Say you have a computer that won't boot up. Maybe the OS is corrupt, or the motherboard has popped capacitors, or whatever. The user wants to salvage whatever files can be salvaged from the hard drive. If the problem is with the motherboard, you may try to put the hard drive in another PC -- assuming it has the right kind of connectors -- but you still might face the aforementioned corrupt OS, or the computer itself may refuse to boot because the hard drive has an OS that was tailored to a specific manufacturer's computer.
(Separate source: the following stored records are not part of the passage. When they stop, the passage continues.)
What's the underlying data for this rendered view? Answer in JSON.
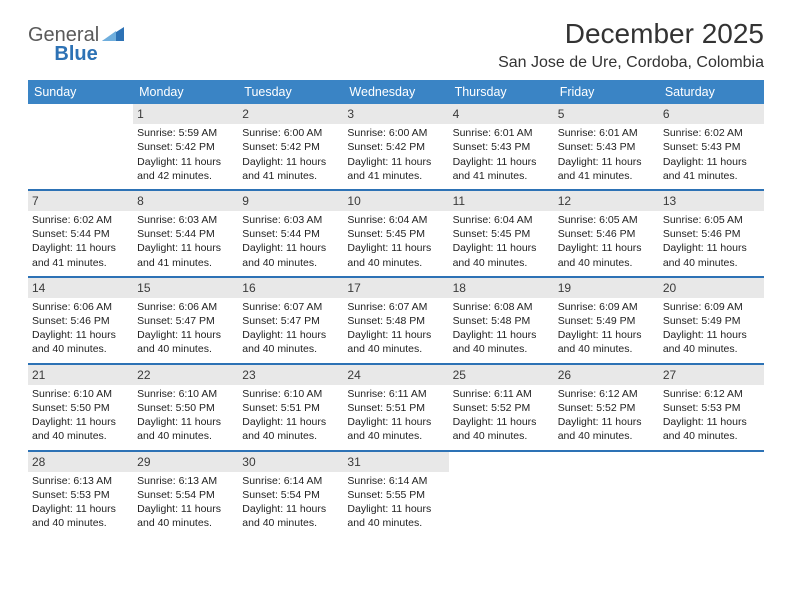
{
  "logo": {
    "text1": "General",
    "text2": "Blue"
  },
  "title": "December 2025",
  "location": "San Jose de Ure, Cordoba, Colombia",
  "colors": {
    "header_bg": "#3a84c5",
    "row_divider": "#2d72b5",
    "daynum_bg": "#e8e8e8",
    "text": "#222222",
    "logo_gray": "#5a5a5a",
    "logo_blue": "#2d72b5"
  },
  "day_names": [
    "Sunday",
    "Monday",
    "Tuesday",
    "Wednesday",
    "Thursday",
    "Friday",
    "Saturday"
  ],
  "weeks": [
    [
      {
        "day": "",
        "lines": []
      },
      {
        "day": "1",
        "lines": [
          "Sunrise: 5:59 AM",
          "Sunset: 5:42 PM",
          "Daylight: 11 hours and 42 minutes."
        ]
      },
      {
        "day": "2",
        "lines": [
          "Sunrise: 6:00 AM",
          "Sunset: 5:42 PM",
          "Daylight: 11 hours and 41 minutes."
        ]
      },
      {
        "day": "3",
        "lines": [
          "Sunrise: 6:00 AM",
          "Sunset: 5:42 PM",
          "Daylight: 11 hours and 41 minutes."
        ]
      },
      {
        "day": "4",
        "lines": [
          "Sunrise: 6:01 AM",
          "Sunset: 5:43 PM",
          "Daylight: 11 hours and 41 minutes."
        ]
      },
      {
        "day": "5",
        "lines": [
          "Sunrise: 6:01 AM",
          "Sunset: 5:43 PM",
          "Daylight: 11 hours and 41 minutes."
        ]
      },
      {
        "day": "6",
        "lines": [
          "Sunrise: 6:02 AM",
          "Sunset: 5:43 PM",
          "Daylight: 11 hours and 41 minutes."
        ]
      }
    ],
    [
      {
        "day": "7",
        "lines": [
          "Sunrise: 6:02 AM",
          "Sunset: 5:44 PM",
          "Daylight: 11 hours and 41 minutes."
        ]
      },
      {
        "day": "8",
        "lines": [
          "Sunrise: 6:03 AM",
          "Sunset: 5:44 PM",
          "Daylight: 11 hours and 41 minutes."
        ]
      },
      {
        "day": "9",
        "lines": [
          "Sunrise: 6:03 AM",
          "Sunset: 5:44 PM",
          "Daylight: 11 hours and 40 minutes."
        ]
      },
      {
        "day": "10",
        "lines": [
          "Sunrise: 6:04 AM",
          "Sunset: 5:45 PM",
          "Daylight: 11 hours and 40 minutes."
        ]
      },
      {
        "day": "11",
        "lines": [
          "Sunrise: 6:04 AM",
          "Sunset: 5:45 PM",
          "Daylight: 11 hours and 40 minutes."
        ]
      },
      {
        "day": "12",
        "lines": [
          "Sunrise: 6:05 AM",
          "Sunset: 5:46 PM",
          "Daylight: 11 hours and 40 minutes."
        ]
      },
      {
        "day": "13",
        "lines": [
          "Sunrise: 6:05 AM",
          "Sunset: 5:46 PM",
          "Daylight: 11 hours and 40 minutes."
        ]
      }
    ],
    [
      {
        "day": "14",
        "lines": [
          "Sunrise: 6:06 AM",
          "Sunset: 5:46 PM",
          "Daylight: 11 hours and 40 minutes."
        ]
      },
      {
        "day": "15",
        "lines": [
          "Sunrise: 6:06 AM",
          "Sunset: 5:47 PM",
          "Daylight: 11 hours and 40 minutes."
        ]
      },
      {
        "day": "16",
        "lines": [
          "Sunrise: 6:07 AM",
          "Sunset: 5:47 PM",
          "Daylight: 11 hours and 40 minutes."
        ]
      },
      {
        "day": "17",
        "lines": [
          "Sunrise: 6:07 AM",
          "Sunset: 5:48 PM",
          "Daylight: 11 hours and 40 minutes."
        ]
      },
      {
        "day": "18",
        "lines": [
          "Sunrise: 6:08 AM",
          "Sunset: 5:48 PM",
          "Daylight: 11 hours and 40 minutes."
        ]
      },
      {
        "day": "19",
        "lines": [
          "Sunrise: 6:09 AM",
          "Sunset: 5:49 PM",
          "Daylight: 11 hours and 40 minutes."
        ]
      },
      {
        "day": "20",
        "lines": [
          "Sunrise: 6:09 AM",
          "Sunset: 5:49 PM",
          "Daylight: 11 hours and 40 minutes."
        ]
      }
    ],
    [
      {
        "day": "21",
        "lines": [
          "Sunrise: 6:10 AM",
          "Sunset: 5:50 PM",
          "Daylight: 11 hours and 40 minutes."
        ]
      },
      {
        "day": "22",
        "lines": [
          "Sunrise: 6:10 AM",
          "Sunset: 5:50 PM",
          "Daylight: 11 hours and 40 minutes."
        ]
      },
      {
        "day": "23",
        "lines": [
          "Sunrise: 6:10 AM",
          "Sunset: 5:51 PM",
          "Daylight: 11 hours and 40 minutes."
        ]
      },
      {
        "day": "24",
        "lines": [
          "Sunrise: 6:11 AM",
          "Sunset: 5:51 PM",
          "Daylight: 11 hours and 40 minutes."
        ]
      },
      {
        "day": "25",
        "lines": [
          "Sunrise: 6:11 AM",
          "Sunset: 5:52 PM",
          "Daylight: 11 hours and 40 minutes."
        ]
      },
      {
        "day": "26",
        "lines": [
          "Sunrise: 6:12 AM",
          "Sunset: 5:52 PM",
          "Daylight: 11 hours and 40 minutes."
        ]
      },
      {
        "day": "27",
        "lines": [
          "Sunrise: 6:12 AM",
          "Sunset: 5:53 PM",
          "Daylight: 11 hours and 40 minutes."
        ]
      }
    ],
    [
      {
        "day": "28",
        "lines": [
          "Sunrise: 6:13 AM",
          "Sunset: 5:53 PM",
          "Daylight: 11 hours and 40 minutes."
        ]
      },
      {
        "day": "29",
        "lines": [
          "Sunrise: 6:13 AM",
          "Sunset: 5:54 PM",
          "Daylight: 11 hours and 40 minutes."
        ]
      },
      {
        "day": "30",
        "lines": [
          "Sunrise: 6:14 AM",
          "Sunset: 5:54 PM",
          "Daylight: 11 hours and 40 minutes."
        ]
      },
      {
        "day": "31",
        "lines": [
          "Sunrise: 6:14 AM",
          "Sunset: 5:55 PM",
          "Daylight: 11 hours and 40 minutes."
        ]
      },
      {
        "day": "",
        "lines": []
      },
      {
        "day": "",
        "lines": []
      },
      {
        "day": "",
        "lines": []
      }
    ]
  ]
}
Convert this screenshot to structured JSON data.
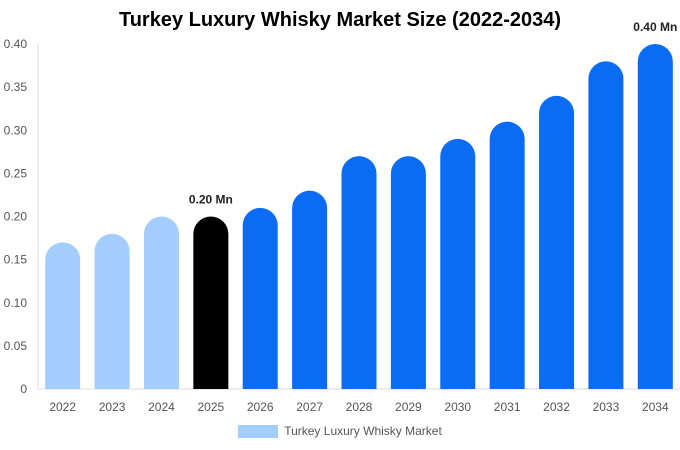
{
  "chart_data": {
    "type": "bar",
    "title": "Turkey Luxury Whisky Market Size (2022-2034)",
    "categories": [
      "2022",
      "2023",
      "2024",
      "2025",
      "2026",
      "2027",
      "2028",
      "2029",
      "2030",
      "2031",
      "2032",
      "2033",
      "2034"
    ],
    "series": [
      {
        "name": "Turkey Luxury Whisky Market",
        "values": [
          0.17,
          0.18,
          0.2,
          0.2,
          0.21,
          0.23,
          0.27,
          0.27,
          0.29,
          0.31,
          0.34,
          0.38,
          0.4
        ]
      }
    ],
    "ylim": [
      0,
      0.4
    ],
    "yticks": [
      "0",
      "0.05",
      "0.10",
      "0.15",
      "0.20",
      "0.25",
      "0.30",
      "0.35",
      "0.40"
    ],
    "data_labels": [
      {
        "category": "2025",
        "text": "0.20 Mn"
      },
      {
        "category": "2034",
        "text": "0.40 Mn"
      }
    ],
    "bar_colors": {
      "historical": "#a3cdfc",
      "current": "#000000",
      "forecast": "#0a6cf5"
    },
    "bar_phase": [
      "historical",
      "historical",
      "historical",
      "current",
      "forecast",
      "forecast",
      "forecast",
      "forecast",
      "forecast",
      "forecast",
      "forecast",
      "forecast",
      "forecast"
    ],
    "grid": false,
    "legend_position": "bottom-center"
  }
}
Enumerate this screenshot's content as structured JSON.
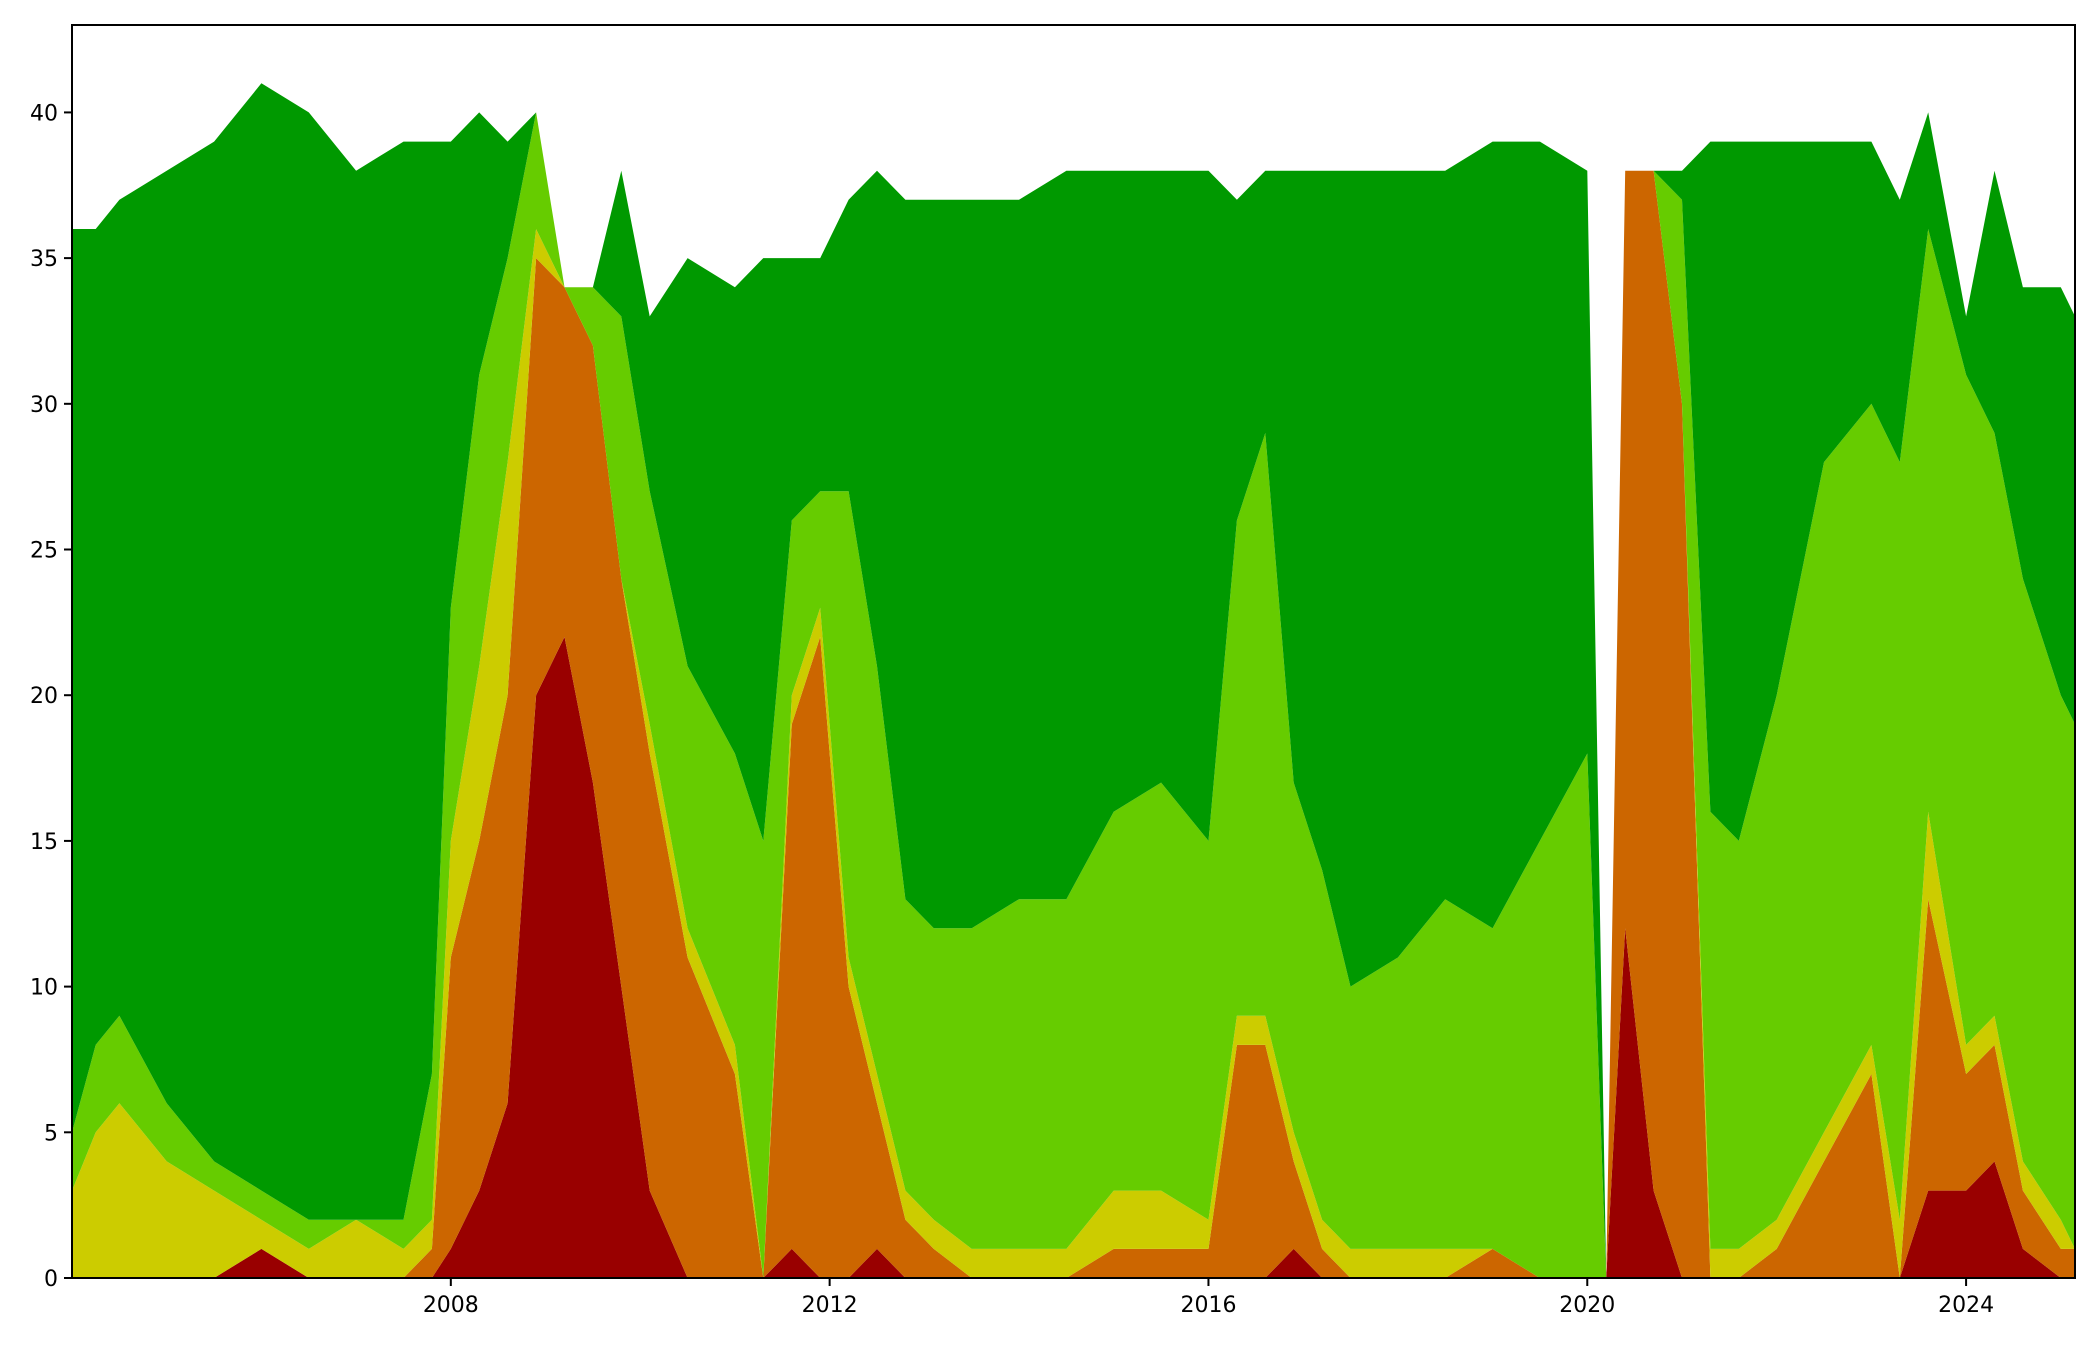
{
  "chart_data": {
    "type": "area",
    "stacked": true,
    "title": "",
    "xlabel": "",
    "ylabel": "",
    "xlim": [
      2004.0,
      2025.15
    ],
    "ylim": [
      0,
      43
    ],
    "x_ticks": [
      2008,
      2012,
      2016,
      2020,
      2024
    ],
    "x_tick_labels": [
      "2008",
      "2012",
      "2016",
      "2020",
      "2024"
    ],
    "y_ticks": [
      0,
      5,
      10,
      15,
      20,
      25,
      30,
      35,
      40
    ],
    "y_tick_labels": [
      "0",
      "5",
      "10",
      "15",
      "20",
      "25",
      "30",
      "35",
      "40"
    ],
    "grid": false,
    "legend": "none",
    "x": [
      2004.0,
      2004.25,
      2004.5,
      2005.0,
      2005.5,
      2006.0,
      2006.5,
      2007.0,
      2007.5,
      2007.8,
      2008.0,
      2008.3,
      2008.6,
      2008.9,
      2009.2,
      2009.5,
      2009.8,
      2010.1,
      2010.5,
      2011.0,
      2011.3,
      2011.6,
      2011.9,
      2012.2,
      2012.5,
      2012.8,
      2013.1,
      2013.5,
      2014.0,
      2014.5,
      2015.0,
      2015.5,
      2016.0,
      2016.3,
      2016.6,
      2016.9,
      2017.2,
      2017.5,
      2018.0,
      2018.5,
      2019.0,
      2019.5,
      2020.0,
      2020.2,
      2020.4,
      2020.7,
      2021.0,
      2021.3,
      2021.6,
      2022.0,
      2022.5,
      2023.0,
      2023.3,
      2023.6,
      2024.0,
      2024.3,
      2024.6,
      2025.0,
      2025.15
    ],
    "series": [
      {
        "color": "#990000",
        "values": [
          0,
          0,
          0,
          0,
          0,
          1,
          0,
          0,
          0,
          0,
          1,
          3,
          6,
          20,
          22,
          17,
          10,
          3,
          0,
          0,
          0,
          1,
          0,
          0,
          1,
          0,
          0,
          0,
          0,
          0,
          0,
          0,
          0,
          0,
          0,
          1,
          0,
          0,
          0,
          0,
          0,
          0,
          0,
          0,
          12,
          3,
          0,
          0,
          0,
          0,
          0,
          0,
          0,
          3,
          3,
          4,
          1,
          0,
          0
        ]
      },
      {
        "color": "#cc6600",
        "values": [
          0,
          0,
          0,
          0,
          0,
          0,
          0,
          0,
          0,
          1,
          10,
          12,
          14,
          15,
          12,
          15,
          14,
          15,
          11,
          7,
          0,
          18,
          22,
          10,
          5,
          2,
          1,
          0,
          0,
          0,
          1,
          1,
          1,
          8,
          8,
          3,
          1,
          0,
          0,
          0,
          1,
          0,
          0,
          0,
          26,
          35,
          30,
          0,
          0,
          1,
          4,
          7,
          0,
          10,
          4,
          4,
          2,
          1,
          1
        ]
      },
      {
        "color": "#cccc00",
        "values": [
          3,
          5,
          6,
          4,
          3,
          1,
          1,
          2,
          1,
          1,
          4,
          6,
          8,
          1,
          0,
          0,
          0,
          1,
          1,
          1,
          0,
          1,
          1,
          1,
          1,
          1,
          1,
          1,
          1,
          1,
          2,
          2,
          1,
          1,
          1,
          1,
          1,
          1,
          1,
          1,
          0,
          0,
          0,
          0,
          0,
          0,
          0,
          1,
          1,
          1,
          1,
          1,
          2,
          3,
          1,
          1,
          1,
          1,
          0
        ]
      },
      {
        "color": "#66cc00",
        "values": [
          2,
          3,
          3,
          2,
          1,
          1,
          1,
          0,
          1,
          5,
          8,
          10,
          7,
          4,
          0,
          2,
          9,
          8,
          9,
          10,
          15,
          6,
          4,
          16,
          14,
          10,
          10,
          11,
          12,
          12,
          13,
          14,
          13,
          17,
          20,
          12,
          12,
          9,
          10,
          12,
          11,
          15,
          18,
          0,
          0,
          0,
          7,
          15,
          14,
          18,
          23,
          22,
          26,
          20,
          23,
          20,
          20,
          18,
          18
        ]
      },
      {
        "color": "#009900",
        "values": [
          31,
          28,
          28,
          32,
          35,
          38,
          38,
          36,
          37,
          32,
          16,
          9,
          4,
          0,
          0,
          0,
          5,
          6,
          14,
          16,
          20,
          9,
          8,
          10,
          17,
          24,
          25,
          25,
          24,
          25,
          22,
          21,
          23,
          11,
          9,
          21,
          24,
          28,
          27,
          25,
          27,
          24,
          20,
          0,
          0,
          0,
          1,
          23,
          24,
          19,
          11,
          9,
          9,
          4,
          2,
          9,
          10,
          14,
          14
        ]
      }
    ]
  }
}
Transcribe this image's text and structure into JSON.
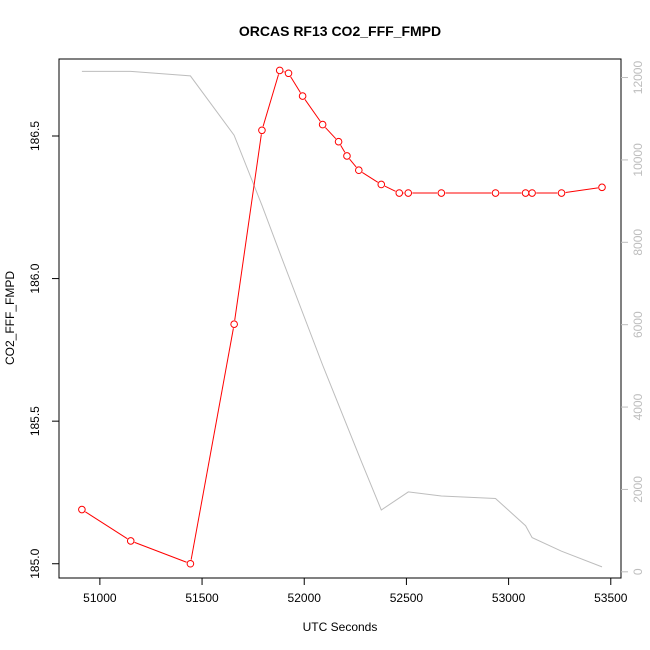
{
  "chart_data": {
    "type": "line",
    "title": "ORCAS RF13 CO2_FFF_FMPD",
    "xlabel": "UTC Seconds",
    "ylabel": "CO2_FFF_FMPD",
    "xlim": [
      50800,
      53550
    ],
    "ylim": [
      184.95,
      186.77
    ],
    "y2lim": [
      -150,
      12450
    ],
    "x_ticks": [
      51000,
      51500,
      52000,
      52500,
      53000,
      53500
    ],
    "x_tick_labels": [
      "51000",
      "51500",
      "52000",
      "52500",
      "53000",
      "53500"
    ],
    "y_ticks": [
      185.0,
      185.5,
      186.0,
      186.5
    ],
    "y_tick_labels": [
      "185.0",
      "185.5",
      "186.0",
      "186.5"
    ],
    "y2_ticks": [
      0,
      2000,
      4000,
      6000,
      8000,
      10000,
      12000
    ],
    "y2_tick_labels": [
      "0",
      "2000",
      "4000",
      "6000",
      "8000",
      "10000",
      "12000"
    ],
    "series": [
      {
        "axis": "left",
        "color": "#ff0000",
        "marker": "open-circle",
        "x": [
          50912,
          51151,
          51443,
          51657,
          51793,
          51880,
          51923,
          51992,
          52090,
          52168,
          52209,
          52267,
          52377,
          52465,
          52509,
          52671,
          52936,
          53083,
          53115,
          53259,
          53457
        ],
        "y": [
          185.19,
          185.08,
          185.0,
          185.84,
          186.52,
          186.73,
          186.72,
          186.64,
          186.54,
          186.48,
          186.43,
          186.38,
          186.33,
          186.3,
          186.3,
          186.3,
          186.3,
          186.3,
          186.3,
          186.3,
          186.32
        ]
      },
      {
        "axis": "right",
        "color": "#bdbdbd",
        "marker": "none",
        "x": [
          50912,
          51151,
          51443,
          51657,
          51793,
          51880,
          52090,
          52280,
          52377,
          52509,
          52671,
          52936,
          53083,
          53115,
          53259,
          53457
        ],
        "y": [
          12150,
          12150,
          12040,
          10600,
          8900,
          7750,
          5020,
          2670,
          1500,
          1940,
          1840,
          1780,
          1120,
          830,
          500,
          120
        ]
      }
    ]
  }
}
Puppy Linux to the rescue! It boots from a CD without disturbing the contents of whatever hard drive you have hooked up. The desktop's Connect icon lets you get on the network and do your Internet and/or local network browsing. The Drives icon lets you see the available drives and mount them with one click. (Hard drives, CD readers, flash drives, et al., stay inert in Linux until you tell them to become active.) The menu->network->LinNeighborhood option lets you add a Windows machine with shared drives -- enter the IP address, click Query, do a Scan as User or whatever it's called, and you have access to a shared Windows drive.
As you can see from the above paragraph, there is a little bit of a learning curve, but once you know what to click, everything is quick and (so far) painless. Today I rescued files from two different hard drives -- one set I copied to a shared network drive, the other to a flash drive. After decades of hating and fearing computer hardware (and networking, and pretty much anything that wasn't pure creation of code ex nihilo), I'm finally starting to enjoy it! Of course, it helps to have access to a never-ending supply of worn-out PC's that you can experiment upon without fearing the repercussions.